Dr. Payne's stunning ignorance of history of CPS 'reforms'

Thanks for raising this one example of the problems we face when anyone from my Alma Mater automatically becomes an expert because the "University of Chicago" is pressed into service (along with the word "Doctor") for purposes of establishing a magical expertise.

Anyone who reads or watched the lengthy discussion sees quickly that Dr. Payne has little (I would argue NO) understanding of the history of the machinations of charter schools in CPS, or their various corporate "reform" predecessors. While each iteration of the expansion of the Chicago charter schools since the 1990s is distinct, as you point out about Prologue, a careful and precise examination of the history shows that CPS made the decision to place charters in these communities, with absolutely no regard for the expressed wishes of anyone in the community.

Period.

Each year, since CPS began pushing charters, the Big Lie is that somehow there is a "demand" for charters, but that is simply fiction. As Jackson Potter pointed out (too politely in my opinion) CPS forces a shortage (like the "Shock Doctrine") on a community and then claims that the "demand" represents parental choice.

But when massive parental opposition is expressed, as has been the case in virtually every iteration of Chicago charter expansion, the opposition is ignored. Every manipulation goes into creating the charter despite the community's desires.

This goes back more than a decade, but became more and more serious after the Civic Committee issued its complete attack on public education ("Still Left Behind") in 2003. That document became the blueprint for "Renaissance 2010." Since then, Chicago has had a trail of tears as community after community has been invaded by charters. But without CPS (and ruling class) support, not one of those charters would survive.
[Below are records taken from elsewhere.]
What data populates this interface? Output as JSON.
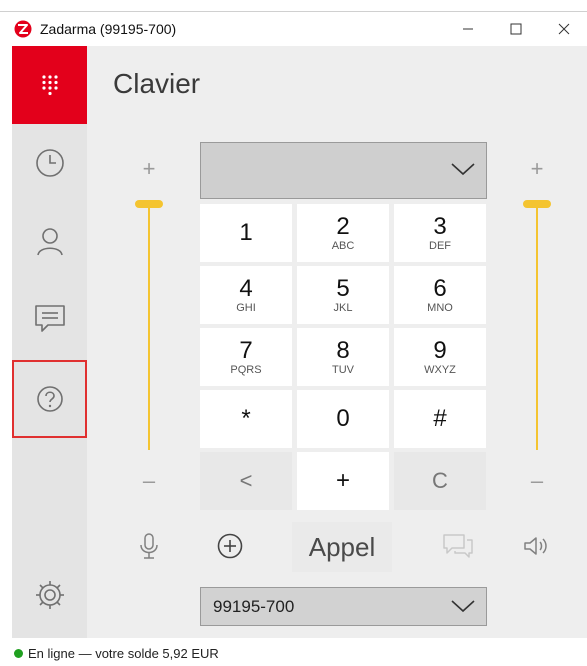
{
  "window": {
    "title": "Zadarma (99195-700)",
    "minimize_icon": "minimize-icon",
    "maximize_icon": "maximize-icon",
    "close_icon": "close-icon"
  },
  "colors": {
    "brand_red": "#e3001b",
    "volume_yellow": "#f4c430",
    "online_green": "#20a020",
    "help_highlight": "#e03030"
  },
  "sidebar": {
    "items": [
      {
        "id": "keypad",
        "icon": "keypad-icon",
        "active": true
      },
      {
        "id": "history",
        "icon": "clock-icon",
        "active": false
      },
      {
        "id": "contacts",
        "icon": "person-icon",
        "active": false
      },
      {
        "id": "messages",
        "icon": "chat-icon",
        "active": false
      },
      {
        "id": "help",
        "icon": "question-icon",
        "active": false,
        "highlighted": true
      },
      {
        "id": "settings",
        "icon": "gear-icon",
        "active": false
      }
    ]
  },
  "page": {
    "title": "Clavier"
  },
  "volume": {
    "left": {
      "plus": "+",
      "minus": "–",
      "level": 1.0
    },
    "right": {
      "plus": "+",
      "minus": "–",
      "level": 1.0
    }
  },
  "keypad": {
    "keys": [
      {
        "digit": "1",
        "letters": ""
      },
      {
        "digit": "2",
        "letters": "ABC"
      },
      {
        "digit": "3",
        "letters": "DEF"
      },
      {
        "digit": "4",
        "letters": "GHI"
      },
      {
        "digit": "5",
        "letters": "JKL"
      },
      {
        "digit": "6",
        "letters": "MNO"
      },
      {
        "digit": "7",
        "letters": "PQRS"
      },
      {
        "digit": "8",
        "letters": "TUV"
      },
      {
        "digit": "9",
        "letters": "WXYZ"
      },
      {
        "digit": "*",
        "letters": ""
      },
      {
        "digit": "0",
        "letters": ""
      },
      {
        "digit": "#",
        "letters": ""
      }
    ],
    "backspace": "<",
    "plus": "+",
    "clear": "C"
  },
  "actions": {
    "call_label": "Appel",
    "microphone_icon": "microphone-icon",
    "add_icon": "add-circle-icon",
    "message_icon": "chat-bubbles-icon",
    "speaker_icon": "speaker-icon"
  },
  "number_select": {
    "value": "99195-700"
  },
  "status": {
    "text": "En ligne — votre solde 5,92 EUR"
  }
}
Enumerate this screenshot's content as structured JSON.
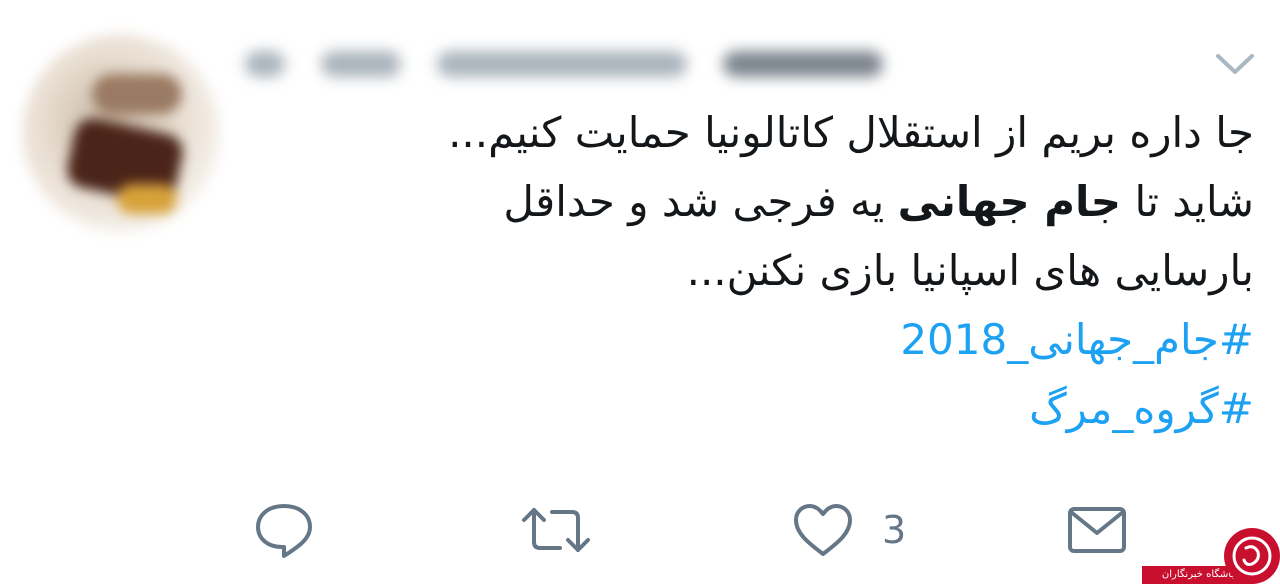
{
  "tweet": {
    "lines": [
      "جا داره بریم از استقلال کاتالونیا حمایت کنیم...",
      "شاید تا",
      "جام جهانی",
      "یه فرجی شد و حداقل",
      "بارسایی های اسپانیا بازی نکنن..."
    ],
    "hashtags": [
      "#جام_جهانی_2018",
      "#گروه_مرگ"
    ]
  },
  "actions": {
    "reply_icon": "reply-icon",
    "retweet_icon": "retweet-icon",
    "like_icon": "heart-icon",
    "like_count": "3",
    "dm_icon": "envelope-icon"
  },
  "watermark": {
    "text": "باشگاه خبرنگاران"
  },
  "colors": {
    "text": "#14171a",
    "hashtag": "#1da1f2",
    "icon": "#657786",
    "watermark": "#c8102e"
  }
}
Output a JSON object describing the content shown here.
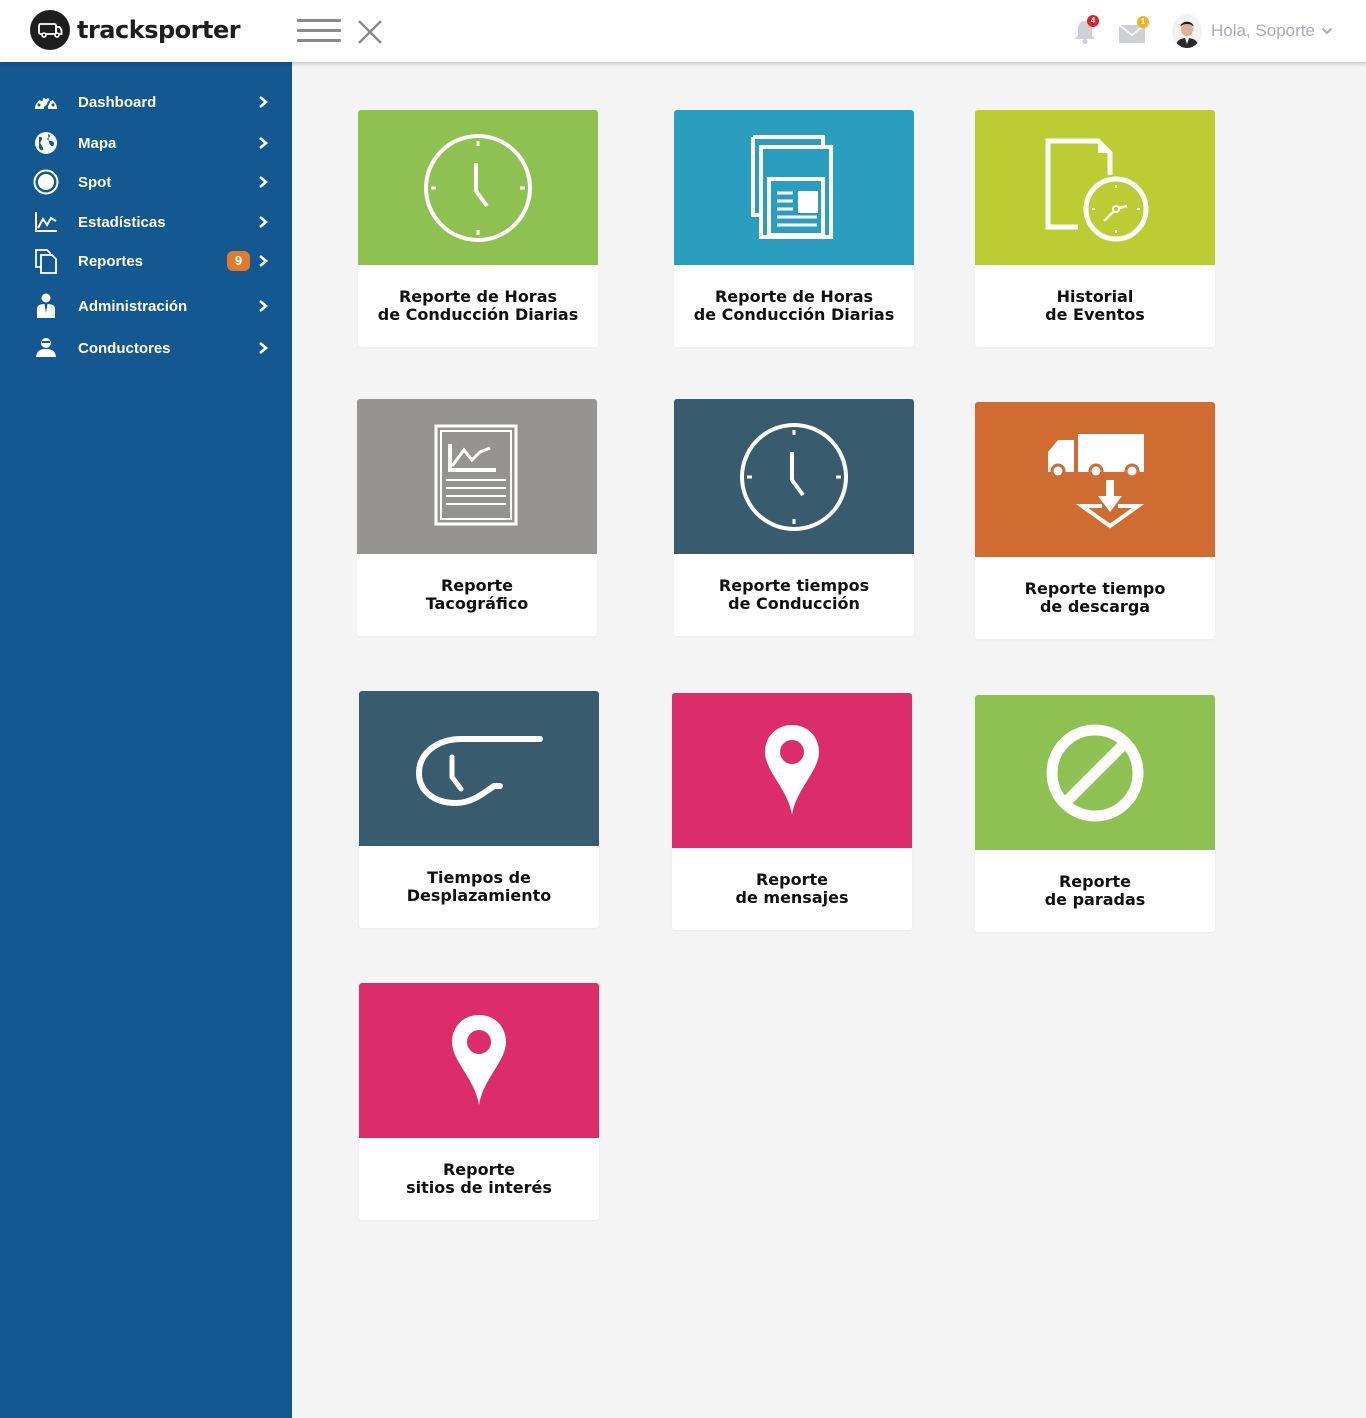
{
  "header": {
    "brand": "tracksporter",
    "greeting": "Hola, Soporte",
    "notifications_count": "4",
    "messages_count": "1",
    "avatar_icon": "user-avatar"
  },
  "sidebar": {
    "background": "#145891",
    "items": [
      {
        "label": "Dashboard",
        "icon": "dashboard-gauge-icon"
      },
      {
        "label": "Mapa",
        "icon": "globe-icon"
      },
      {
        "label": "Spot",
        "icon": "spot-circle-icon"
      },
      {
        "label": "Estadísticas",
        "icon": "chart-line-icon"
      },
      {
        "label": "Reportes",
        "icon": "documents-icon",
        "badge": "9"
      },
      {
        "label": "Administración",
        "icon": "admin-user-icon"
      },
      {
        "label": "Conductores",
        "icon": "drivers-icon"
      }
    ]
  },
  "cards": [
    {
      "title": "Reporte de Horas\nde Conducción Diarias",
      "color": "#8fc052",
      "icon": "clock-icon"
    },
    {
      "title": "Reporte de Horas\nde Conducción Diarias",
      "color": "#2b9dbf",
      "icon": "documents-icon"
    },
    {
      "title": "Historial\nde Eventos",
      "color": "#bccc33",
      "icon": "file-clock-icon"
    },
    {
      "title": "Reporte\nTacográfico",
      "color": "#959492",
      "icon": "report-chart-icon"
    },
    {
      "title": "Reporte tiempos\nde Conducción",
      "color": "#385b6d",
      "icon": "clock-icon"
    },
    {
      "title": "Reporte tiempo\nde descarga",
      "color": "#d06b32",
      "icon": "truck-download-icon"
    },
    {
      "title": "Tiempos de\nDesplazamiento",
      "color": "#385b6d",
      "icon": "travel-time-icon"
    },
    {
      "title": "Reporte\nde mensajes",
      "color": "#dc2c69",
      "icon": "map-pin-icon"
    },
    {
      "title": "Reporte\nde paradas",
      "color": "#8fc052",
      "icon": "no-entry-icon"
    },
    {
      "title": "Reporte\nsitios de interés",
      "color": "#dc2c69",
      "icon": "map-pin-icon"
    }
  ]
}
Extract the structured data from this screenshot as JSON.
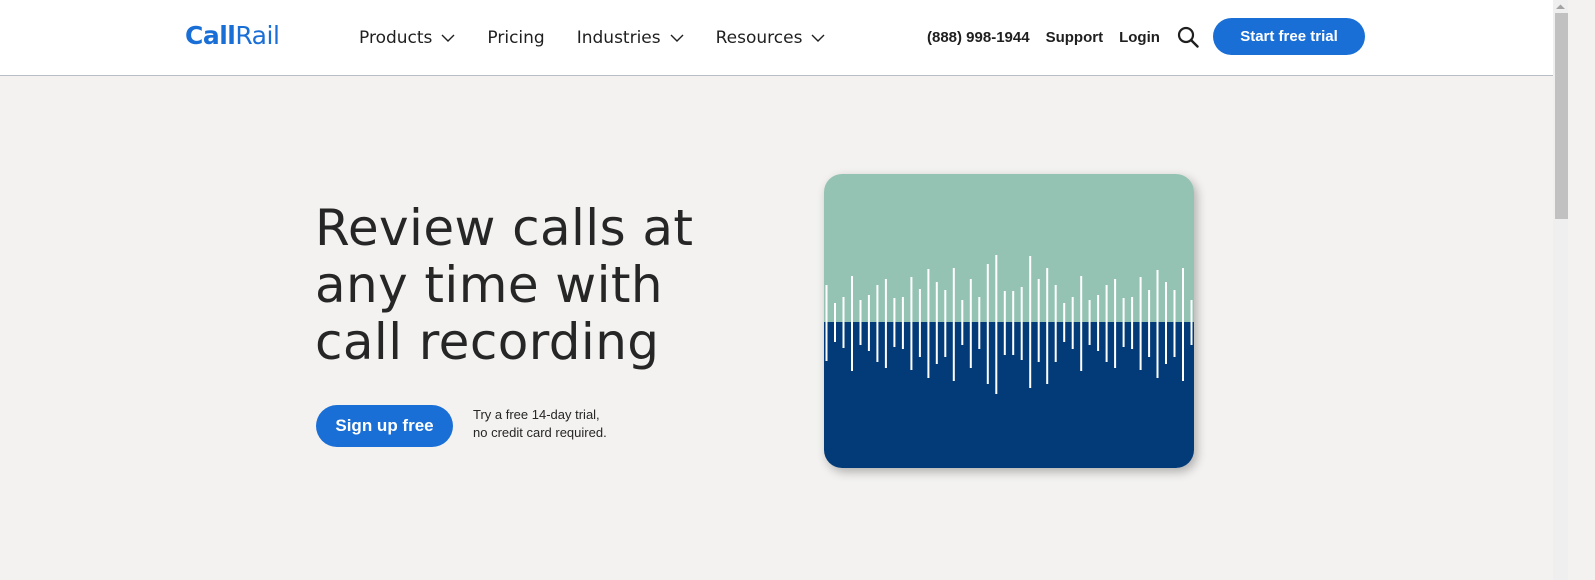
{
  "header": {
    "logo": {
      "bold": "Call",
      "light": "Rail"
    },
    "nav": [
      {
        "label": "Products",
        "has_dropdown": true
      },
      {
        "label": "Pricing",
        "has_dropdown": false
      },
      {
        "label": "Industries",
        "has_dropdown": true
      },
      {
        "label": "Resources",
        "has_dropdown": true
      }
    ],
    "utility": {
      "phone": "(888) 998-1944",
      "support": "Support",
      "login": "Login",
      "search_icon": "search-icon"
    },
    "cta_label": "Start free trial"
  },
  "hero": {
    "title_lines": [
      "Review calls at",
      "any time with",
      "call recording"
    ],
    "signup_label": "Sign up free",
    "note_lines": [
      "Try a free 14-day trial,",
      "no credit card required."
    ]
  },
  "illustration": {
    "type": "audio-waveform",
    "colors": {
      "top": "#94c3b3",
      "bottom": "#023b78",
      "bars": "#ffffff"
    },
    "split_ratio": 0.503,
    "bars": [
      {
        "up": 0.37,
        "down": 0.39
      },
      {
        "up": 0.19,
        "down": 0.2
      },
      {
        "up": 0.25,
        "down": 0.26
      },
      {
        "up": 0.46,
        "down": 0.49
      },
      {
        "up": 0.22,
        "down": 0.23
      },
      {
        "up": 0.27,
        "down": 0.29
      },
      {
        "up": 0.37,
        "down": 0.4
      },
      {
        "up": 0.43,
        "down": 0.46
      },
      {
        "up": 0.24,
        "down": 0.25
      },
      {
        "up": 0.25,
        "down": 0.27
      },
      {
        "up": 0.45,
        "down": 0.48
      },
      {
        "up": 0.33,
        "down": 0.35
      },
      {
        "up": 0.53,
        "down": 0.56
      },
      {
        "up": 0.4,
        "down": 0.42
      },
      {
        "up": 0.32,
        "down": 0.35
      },
      {
        "up": 0.54,
        "down": 0.59
      },
      {
        "up": 0.22,
        "down": 0.23
      },
      {
        "up": 0.43,
        "down": 0.46
      },
      {
        "up": 0.25,
        "down": 0.27
      },
      {
        "up": 0.58,
        "down": 0.62
      },
      {
        "up": 0.67,
        "down": 0.72
      },
      {
        "up": 0.31,
        "down": 0.33
      },
      {
        "up": 0.31,
        "down": 0.33
      },
      {
        "up": 0.35,
        "down": 0.38
      },
      {
        "up": 0.66,
        "down": 0.66
      },
      {
        "up": 0.43,
        "down": 0.4
      },
      {
        "up": 0.54,
        "down": 0.62
      },
      {
        "up": 0.37,
        "down": 0.4
      },
      {
        "up": 0.19,
        "down": 0.2
      },
      {
        "up": 0.25,
        "down": 0.27
      },
      {
        "up": 0.46,
        "down": 0.49
      },
      {
        "up": 0.22,
        "down": 0.23
      },
      {
        "up": 0.27,
        "down": 0.29
      },
      {
        "up": 0.37,
        "down": 0.4
      },
      {
        "up": 0.43,
        "down": 0.46
      },
      {
        "up": 0.24,
        "down": 0.25
      },
      {
        "up": 0.25,
        "down": 0.27
      },
      {
        "up": 0.45,
        "down": 0.48
      },
      {
        "up": 0.32,
        "down": 0.35
      },
      {
        "up": 0.52,
        "down": 0.56
      },
      {
        "up": 0.4,
        "down": 0.42
      },
      {
        "up": 0.32,
        "down": 0.35
      },
      {
        "up": 0.54,
        "down": 0.59
      },
      {
        "up": 0.22,
        "down": 0.23
      }
    ]
  }
}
Every year is the same story, and we have reported (virtually exclusively) that fact.

Dr. Payne could easily demand some history, and do some studies. Instead, he repeats slanders -- "a failing system" -- and caters to the conventional wisdom or corporate Chicago. Should he ever prove interested in the actual facts of the history, we can begin to discuss those facts going back to the origins of the Arne Duncan charter push (the attack by Duncan on Terrell, Dodge and Williams) and coming up to this day. Each of those attacks has its own unique history, and nobody who is serious about scholarship and research should settle for less than an accurate narrative.

But that is not the case in Chicago today, and the University of Chicago is often the place that provides the professors who fit the fig leaf to Chicago's charter school Big Lie, just as Chicago provided the "Chicago Boys" for the charter school assault on democracy in Chile 40 years ago or the national assault under the generalship of Arne Duncan in 2012.